14. Considerations (a) and (f) present no difficulty to ADCB: its claim in the proceedings is enormous, and the hourly rates charged for HFW’s time are within the indicative rates. With regard to consideration (b), the limit of the freezing order corresponds to the damages claimed, and so was likewise enormous. I do not accept that Mr Manghat’s conduct significantly aggravated the work required or the costs: it is said on ADCB’s behalf that “time and resource” were unnecessarily spent because he did not assist in identifying the issues on the freezing order application, but no details of how much additional work is said to have been required on this account. I am sceptical that this complaint about Mr Manghat much increased the work of HFW or increased counsels’ fees. Nor am I persuaded that ADCB is assisted by consideration (e): it might be that, as ADCB submits, that the case involves a serious challenge to Mr Manghat’s reputation and raises matters of considerable public importance in the United Arab Emirates, but it is not claimed that the freezing order application did so.

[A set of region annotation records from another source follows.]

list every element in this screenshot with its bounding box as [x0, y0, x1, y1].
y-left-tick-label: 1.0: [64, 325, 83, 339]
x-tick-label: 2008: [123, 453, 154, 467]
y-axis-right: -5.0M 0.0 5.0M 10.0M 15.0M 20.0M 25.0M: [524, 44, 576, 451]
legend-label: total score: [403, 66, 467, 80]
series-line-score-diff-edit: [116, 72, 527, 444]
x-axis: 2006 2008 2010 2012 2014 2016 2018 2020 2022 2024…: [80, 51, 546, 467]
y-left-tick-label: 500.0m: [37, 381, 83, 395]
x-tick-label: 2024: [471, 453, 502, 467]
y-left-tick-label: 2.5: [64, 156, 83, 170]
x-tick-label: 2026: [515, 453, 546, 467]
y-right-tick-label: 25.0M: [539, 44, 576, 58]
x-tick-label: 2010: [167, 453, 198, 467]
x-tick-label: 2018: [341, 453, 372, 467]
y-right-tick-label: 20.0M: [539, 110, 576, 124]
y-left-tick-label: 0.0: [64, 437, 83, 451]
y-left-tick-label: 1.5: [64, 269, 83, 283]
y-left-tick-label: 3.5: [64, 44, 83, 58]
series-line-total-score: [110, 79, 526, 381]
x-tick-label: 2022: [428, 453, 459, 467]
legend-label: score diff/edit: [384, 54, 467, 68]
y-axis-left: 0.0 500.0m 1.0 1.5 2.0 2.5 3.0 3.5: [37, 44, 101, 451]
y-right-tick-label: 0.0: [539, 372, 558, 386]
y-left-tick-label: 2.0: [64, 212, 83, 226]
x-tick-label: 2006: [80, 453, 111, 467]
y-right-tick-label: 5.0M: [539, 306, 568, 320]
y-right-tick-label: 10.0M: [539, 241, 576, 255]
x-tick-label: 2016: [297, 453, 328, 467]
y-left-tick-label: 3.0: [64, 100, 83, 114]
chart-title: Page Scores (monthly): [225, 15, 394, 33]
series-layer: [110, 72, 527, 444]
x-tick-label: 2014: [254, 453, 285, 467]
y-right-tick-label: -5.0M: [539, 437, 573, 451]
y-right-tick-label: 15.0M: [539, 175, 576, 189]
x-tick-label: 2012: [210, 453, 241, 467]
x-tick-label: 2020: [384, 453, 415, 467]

15. I consider that the important consideration here is (c), and in my judgment the focus here should be on the complexity of the freezing order application, rather than of the litigation as a whole. That is to say, I must consider what costs are proportionate to the freezing order application, which, essentially, involved the continuation, or more accurately, the reiteration, of the English freezing order. Any complex investigations or analysis were, or certainly should have been, carried out before the proceedings were brought in this Court: the recoverable costs are only those proportionate to the relatively limited additional work required to re-present the English application here. An assessment of proportionality is, of course, largely a matter of impression formed on the basis of experience: although ADBC bring a very large damages claim and the corresponding limit on the freezing order, I am unable to accept that in these circumstances costs of more than £150,000 are proportionate.
16. I therefore come to the question whether costs capped at £150,000 were “reasonably incurred and are reasonable in amount”. I can deal with this shortly. I recognise that Mr Manghat has limited information on a summary assessment of this kind to challenge the reasonableness of the costs sought by ADCB. I also accept his points that the costs sought for attendance at the hearing and for the time spent on documents might be excessive. However, it would be most unusual for a statement of costs certified by an experienced solicitor to be reduced on grounds of reasonableness by almost half. Having reduced the recoverable costs to £150,000 on the basis of proportionality, I am satisfied that this reduced sum also meets the requirements of reasonableness.
17. I therefore order that Mr Mangat pay ADCB costs of and incidental to the freezing order application in the sum of £150,000.